The stranger-victim narrative is important, yet I think we should pay a little more attention to the shocking number of cases in which the victim knows the rapist or perpetuator. Not only does my survey show it (although it’s a small sample of people), but there is a significant amount of research that proves that stranger-victim assaults are much less common. “Sexual assault is routinely depicted along the stranger-rape storyline, despite the fact that 73 percent of sexual assaults are committed by someone the victim knows” (Filipovic, 2009).
Some descriptions from my survey responses: “a very close family friend adult male,” “Sexually harassed and abused by partners,” “Boyfriend,” “my first real girlfriend,” “my first boyfriend,” “my mother’s boyfriend and his friend,” “my father”. I certainly can’t leave this one out: “He was my boyfriend at the time, so people told me it didn’t count.”
Who can we trust, then, if so many assaults happen in our own homes? In what spaces can we feel safe? Is there such thing as a safe space for women?

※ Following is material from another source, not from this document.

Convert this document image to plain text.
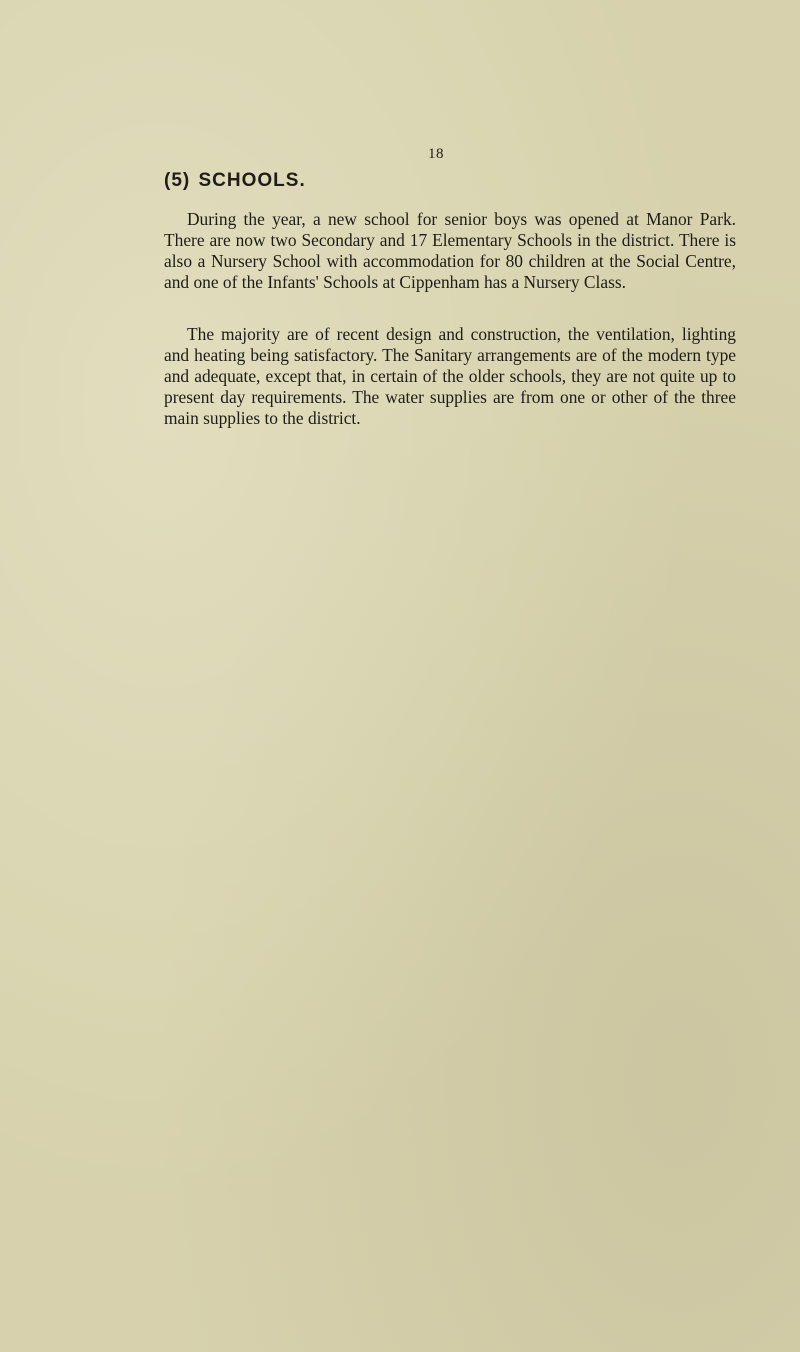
18
(5) SCHOOLS.

During the year, a new school for senior boys was opened at Manor Park. There are now two Secondary and 17 Elementary Schools in the district. There is also a Nursery School with accommodation for 80 children at the Social Centre, and one of the Infants' Schools at Cippenham has a Nursery Class.

The majority are of recent design and construction, the ventilation, lighting and heating being satisfactory. The Sanitary arrangements are of the modern type and adequate, except that, in certain of the older schools, they are not quite up to present day requirements. The water supplies are from one or other of the three main supplies to the district.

A Facebook post by feminist writer Jane Gilmore pretty much answers my question:
“Women, if you want to be safe, stay at home. Except that you are more likely to be killed at home by someone who claims they love you, so don’t stay at home. Make sure you don’t have a boyfriend because he’s the most likely person to kill you, but don’t go out without your boyfriend because you need someone to protect you. Don’t show too much skin or laugh too loud or dance too much but come on love give us a smile. Carry your keys and your phone at all times and make sure you run far enough to burn off all those calories but don’t do it in public and for gods sake don’t run in shorts, that’s just asking for trouble. Public transport is dangerous, but so are taxis and walking and driving on your own and did I mention that staying at home is really risky, so don’t do any of those things ok?
Men, just carry on as you were, this is not your problem ok?”